Later that same day, Percy Thompson left jail, but never got his ankle bracelet.

On Halloween night, police said, he caused the crash that killed 3-year-old Darius Buchanan on Brick Church Pike. Thompson had a blood alcohol level three times the legal limit when he crashed.

"The electronic monitoring installation operation is an 8 a.m. to 4:30 p.m., Monday-through-Friday operation," said trial courts administrator Larry Stevenson. "So by the time he was released on Friday evening at 8 o'clock, that office was closed."

Because of the way the system works, no rules were broken. The fact he was released on Friday night meant he had until Monday morning to get the monitoring device.

"What you have to understand about electronic monitoring is it's a tool, not a guarantee," Stevenson said.

Even if he were wearing the monitoring device, the matter wouldn't have been addressed until Monday morning.

"Nobody is going to immediately show up and pick you up and take you directly to jail," Stevenson said. "That's not the way the system works."

A Metro Jail spokeswoman said the jail gets paperwork from the courts telling it when to release someone and that is really the only part the jail plays.

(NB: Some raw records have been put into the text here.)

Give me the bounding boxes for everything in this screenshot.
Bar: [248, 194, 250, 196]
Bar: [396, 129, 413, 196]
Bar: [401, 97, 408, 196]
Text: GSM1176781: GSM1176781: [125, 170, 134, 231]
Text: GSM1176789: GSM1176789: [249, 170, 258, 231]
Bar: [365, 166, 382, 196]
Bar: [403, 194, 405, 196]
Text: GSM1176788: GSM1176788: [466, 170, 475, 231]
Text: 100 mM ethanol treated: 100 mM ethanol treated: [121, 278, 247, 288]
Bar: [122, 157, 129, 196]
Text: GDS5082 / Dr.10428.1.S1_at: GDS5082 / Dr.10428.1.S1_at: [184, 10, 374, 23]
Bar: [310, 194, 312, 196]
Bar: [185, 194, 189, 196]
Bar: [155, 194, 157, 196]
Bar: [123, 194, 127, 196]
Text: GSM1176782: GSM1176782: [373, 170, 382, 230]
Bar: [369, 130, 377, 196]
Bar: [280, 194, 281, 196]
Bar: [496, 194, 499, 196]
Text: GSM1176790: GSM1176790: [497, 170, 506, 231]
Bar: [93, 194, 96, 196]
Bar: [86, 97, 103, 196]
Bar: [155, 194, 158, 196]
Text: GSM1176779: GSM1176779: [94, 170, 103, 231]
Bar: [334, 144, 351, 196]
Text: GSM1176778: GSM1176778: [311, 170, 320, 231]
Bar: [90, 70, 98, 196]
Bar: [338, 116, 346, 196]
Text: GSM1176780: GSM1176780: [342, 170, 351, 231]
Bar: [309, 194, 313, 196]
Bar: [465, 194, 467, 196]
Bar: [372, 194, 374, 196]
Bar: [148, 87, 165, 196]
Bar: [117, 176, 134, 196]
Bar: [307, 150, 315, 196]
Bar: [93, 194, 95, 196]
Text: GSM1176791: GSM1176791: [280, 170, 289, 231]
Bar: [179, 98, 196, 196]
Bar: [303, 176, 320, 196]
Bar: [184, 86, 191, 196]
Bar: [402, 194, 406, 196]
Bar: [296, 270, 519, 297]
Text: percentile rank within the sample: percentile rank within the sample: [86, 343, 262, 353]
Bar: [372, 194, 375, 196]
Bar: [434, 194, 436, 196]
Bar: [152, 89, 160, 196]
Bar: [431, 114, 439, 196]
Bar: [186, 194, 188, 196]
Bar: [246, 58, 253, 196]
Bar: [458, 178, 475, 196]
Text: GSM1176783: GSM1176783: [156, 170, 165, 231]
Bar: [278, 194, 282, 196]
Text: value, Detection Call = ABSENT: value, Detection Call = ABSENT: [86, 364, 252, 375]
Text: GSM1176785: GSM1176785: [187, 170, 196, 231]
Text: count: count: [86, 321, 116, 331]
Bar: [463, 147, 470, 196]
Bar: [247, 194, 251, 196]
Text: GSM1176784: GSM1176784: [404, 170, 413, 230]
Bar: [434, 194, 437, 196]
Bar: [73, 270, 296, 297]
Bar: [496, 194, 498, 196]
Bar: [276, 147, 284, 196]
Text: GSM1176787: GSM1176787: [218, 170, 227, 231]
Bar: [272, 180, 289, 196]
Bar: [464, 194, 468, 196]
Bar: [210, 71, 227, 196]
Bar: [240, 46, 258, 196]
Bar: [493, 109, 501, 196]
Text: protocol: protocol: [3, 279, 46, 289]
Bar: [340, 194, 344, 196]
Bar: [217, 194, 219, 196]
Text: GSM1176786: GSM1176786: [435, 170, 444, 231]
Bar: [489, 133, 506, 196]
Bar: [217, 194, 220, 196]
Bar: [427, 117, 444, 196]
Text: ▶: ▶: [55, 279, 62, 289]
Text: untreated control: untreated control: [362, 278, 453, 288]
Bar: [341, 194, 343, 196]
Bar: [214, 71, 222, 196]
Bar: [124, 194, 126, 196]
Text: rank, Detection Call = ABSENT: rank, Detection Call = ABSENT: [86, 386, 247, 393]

Thompson had been in jail since Aug. 29 on charges of vandalism, disorderly conduct, assault, trespassing and violating probation.

The new vehicular homicide charges he now faces from Sunday's fatal crash could possibly keep him in jail for years.

The Department of Safety said that despite being caught and charged eight times for driving on a suspended license, Thompson did have a valid Tennessee drivers license at the time of Sunday's crash.

Thompson, in court Thursday morning, has been charged with several counts, including vehicular homicide and evading arrest.

Thursday, three witnesses testified that Thompson was driving erratically the night of the crash.

The judge bound his case over to a grand jury.